Siempre en dirección hacia el oeste, por el firmamento no dejaban de pasar aquellos pájaros de acero que producían un sonido terrorífico y penetraban el aire de forma invisible con una estela de humo extasiada. Debajo de ellos, sobre la arena avanzaba lentamente la caravana, y la abría el príncipe vestido de escarlata cabalgando en el camello más elástico y luego seguían dragomanes, intermediarios, guardias de la escolta, criados, esclavos, sanadores, adivinos, eunucos y bayaderas. Todos lucían telas vivas de color y turbantes azules con una estrella de plata de siete puntas que era la marca de esa casa de comercio. Las mujeres de la comitiva, ya fueran danzantes o cocineras, iban ataviadas con sedas brocadas y el polvo que levantaban los pies de aquella expedición lo envolvía todo en una nube dorada. A veces teníamos que salvar unas alambradas, saltar varias trincheras, atravesar una llanura sembrada de cruces. El príncipe nunca hacía comentarios acerca de estas visiones. Su silencio era absoluto aun cuando en nuestro camino aparecían cadáveres de hombre a medio pudrir, coronados con casco y equipados con correajes y paños de lona verde. Se trataba de mundos superpuestos, no comunicados. Entre el dios que habita en las esferas y el espíritu del mal que vive en el centro de la tierra, aquel soberano mercader sabía que su sagrada misión consistía en el intercambio de preciados bienes que ofrecieran ganancias, placeres y amistades con gente desconocida. El resto no le interesaba nada. Ni siquiera se planteaba la existencia de seres inmateriales o de fuerzas omnipotentes, aunque en ocasiones las historias que yo le contaba de Dios le divertían.

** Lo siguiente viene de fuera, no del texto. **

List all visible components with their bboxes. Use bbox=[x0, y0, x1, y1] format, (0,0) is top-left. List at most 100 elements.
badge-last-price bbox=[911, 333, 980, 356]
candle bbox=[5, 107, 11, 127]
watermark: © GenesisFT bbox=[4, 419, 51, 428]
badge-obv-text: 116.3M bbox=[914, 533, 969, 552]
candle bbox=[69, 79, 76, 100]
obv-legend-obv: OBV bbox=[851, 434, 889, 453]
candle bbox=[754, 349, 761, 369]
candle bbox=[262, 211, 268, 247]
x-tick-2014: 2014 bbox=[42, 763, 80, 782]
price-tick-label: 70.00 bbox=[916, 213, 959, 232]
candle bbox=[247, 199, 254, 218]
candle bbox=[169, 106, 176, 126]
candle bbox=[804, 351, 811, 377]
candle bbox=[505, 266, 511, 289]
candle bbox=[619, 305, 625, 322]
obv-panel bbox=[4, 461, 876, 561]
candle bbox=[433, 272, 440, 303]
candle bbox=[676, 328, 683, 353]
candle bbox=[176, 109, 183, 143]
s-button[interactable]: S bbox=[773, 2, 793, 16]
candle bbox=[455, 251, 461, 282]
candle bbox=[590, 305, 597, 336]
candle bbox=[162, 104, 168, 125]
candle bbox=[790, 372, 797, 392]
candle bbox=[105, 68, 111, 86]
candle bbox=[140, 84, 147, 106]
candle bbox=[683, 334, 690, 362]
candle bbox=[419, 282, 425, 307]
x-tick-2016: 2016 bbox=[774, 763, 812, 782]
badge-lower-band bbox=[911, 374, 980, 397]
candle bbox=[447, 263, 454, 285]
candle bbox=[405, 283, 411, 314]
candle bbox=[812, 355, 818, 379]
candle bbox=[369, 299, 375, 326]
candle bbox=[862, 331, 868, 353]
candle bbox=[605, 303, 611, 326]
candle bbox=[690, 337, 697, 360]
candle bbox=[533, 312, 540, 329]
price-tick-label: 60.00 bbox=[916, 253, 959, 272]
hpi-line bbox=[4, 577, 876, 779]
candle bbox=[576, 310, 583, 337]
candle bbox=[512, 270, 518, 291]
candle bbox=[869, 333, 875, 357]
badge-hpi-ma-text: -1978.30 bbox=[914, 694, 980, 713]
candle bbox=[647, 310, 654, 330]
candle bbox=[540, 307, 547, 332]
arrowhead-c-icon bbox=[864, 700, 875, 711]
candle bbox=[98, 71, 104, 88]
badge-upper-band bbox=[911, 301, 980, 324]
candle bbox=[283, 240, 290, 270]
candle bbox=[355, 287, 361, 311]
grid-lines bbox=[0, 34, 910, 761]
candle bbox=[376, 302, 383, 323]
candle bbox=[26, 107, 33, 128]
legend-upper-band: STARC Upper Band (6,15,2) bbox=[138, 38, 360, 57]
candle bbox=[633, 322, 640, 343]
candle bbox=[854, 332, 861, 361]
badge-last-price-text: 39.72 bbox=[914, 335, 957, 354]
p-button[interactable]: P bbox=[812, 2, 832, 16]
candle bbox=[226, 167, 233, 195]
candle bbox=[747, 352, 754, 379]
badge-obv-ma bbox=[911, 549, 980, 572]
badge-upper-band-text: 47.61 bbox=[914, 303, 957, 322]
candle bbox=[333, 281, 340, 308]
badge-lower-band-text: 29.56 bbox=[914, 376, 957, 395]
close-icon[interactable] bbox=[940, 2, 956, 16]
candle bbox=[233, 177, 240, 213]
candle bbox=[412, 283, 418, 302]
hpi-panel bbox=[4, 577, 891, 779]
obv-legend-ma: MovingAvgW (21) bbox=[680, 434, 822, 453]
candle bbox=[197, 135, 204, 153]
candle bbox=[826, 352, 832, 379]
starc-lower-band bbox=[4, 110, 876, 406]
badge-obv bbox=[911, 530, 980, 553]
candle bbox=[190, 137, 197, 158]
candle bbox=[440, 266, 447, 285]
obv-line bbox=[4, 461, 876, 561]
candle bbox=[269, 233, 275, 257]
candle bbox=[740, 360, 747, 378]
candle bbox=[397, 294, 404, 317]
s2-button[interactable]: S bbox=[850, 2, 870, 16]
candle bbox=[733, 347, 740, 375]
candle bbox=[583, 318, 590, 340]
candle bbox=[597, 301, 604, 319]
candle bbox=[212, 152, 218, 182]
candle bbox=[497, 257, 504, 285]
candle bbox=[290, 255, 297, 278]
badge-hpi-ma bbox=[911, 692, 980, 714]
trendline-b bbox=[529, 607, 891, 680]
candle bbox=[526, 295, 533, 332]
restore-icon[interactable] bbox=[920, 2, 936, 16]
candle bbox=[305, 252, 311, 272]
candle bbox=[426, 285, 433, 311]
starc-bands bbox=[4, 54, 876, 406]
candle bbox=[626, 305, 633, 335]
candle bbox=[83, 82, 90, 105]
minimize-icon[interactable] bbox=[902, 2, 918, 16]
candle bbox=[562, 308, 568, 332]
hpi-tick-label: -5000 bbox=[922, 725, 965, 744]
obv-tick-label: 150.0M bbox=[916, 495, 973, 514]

– ¿Y es cierto que practicabas el boxeo con él?
– Así es, alteza.
– No mientas, Caín -exclamaba riendo.
– Juro que Dios, al que llaman Jehová en aquel punto del desierto, bajaba del cielo a batirse conmigo.
– ¿Bajaba solo?
– Solía llegar rodeado de doce gorilas que eran arcángeles. Dios jugaba a ganarme en todo, reía, me machacaba, se zampaba los frutos que yo le ofrecía en el altar, me mordía la nuca, me recordaba los preceptos y luego emprendía vuelo en escuadrilla con su escolta como esos pájaros de acero que vemos cruzar el espacio.
– ¿Crees que ese Dios de tu adolescencia y sus chimpancés celestiales serían capaces de vencer a mi guardia? ¿No podrían ser capturados?
– Sé en qué estás pensando, alteza.
– Sería un negocio redondo. Toca la flauta, Caín.
– El Dios de mis padres nunca se dejará cazar.
– ¿Seguro, muchacho?
– Va con ello mi sangre.
– La perderás si apuestas. Un día, en alguno de mis viajes, me encontraré con ese boxeador pretencioso, degustador de lechugas y cabritillos, le echaré la red encima y lo llevaré enjaulado junto con su corte hasta entrar triunfalmente en Babilonia o en Jaffa. ¿Cuánto crees que daría por él un buen coleccionista?
– Nadie osaría echar monedas en su calcañar.
– ¿Ni en el zurrón de sus simpáticos gorilas?
– Tampoco.
– No me interesa un Dios que no da dinero. Vamos a olvidarlo.
Después de muchos meses de travesía, en el horizonte comenzaron a espejear una laderas saladas; infinitos e imperceptibles granos de vidrio desafiaban desde el suelo la luz del sol; se sucedían hileras y círculos de juncos que orlaban la copa de los arenales y sobre las dunas volaban y gritaban unos pájaros blancos que yo nunca había visto hasta entonces. Se llamaban gaviotas o albatros. De repente, recibí un fogonazo del máximo azul posible. El mar estaba allí, aunque la ciudad de Biblos aún no era visible. Qué sentimiento tan profundo experimenté ante la inmensidad del agua. Qué nueva gran madre hallé. Qué clase de íntima alegría se había apoderado de cada parte de mi cuerpo. ¿Acaso mi alma y el mar se reconocían desde el fondo de la misma sustancia? Eva marina, ahora te recuerdo tumbado en Manhattan.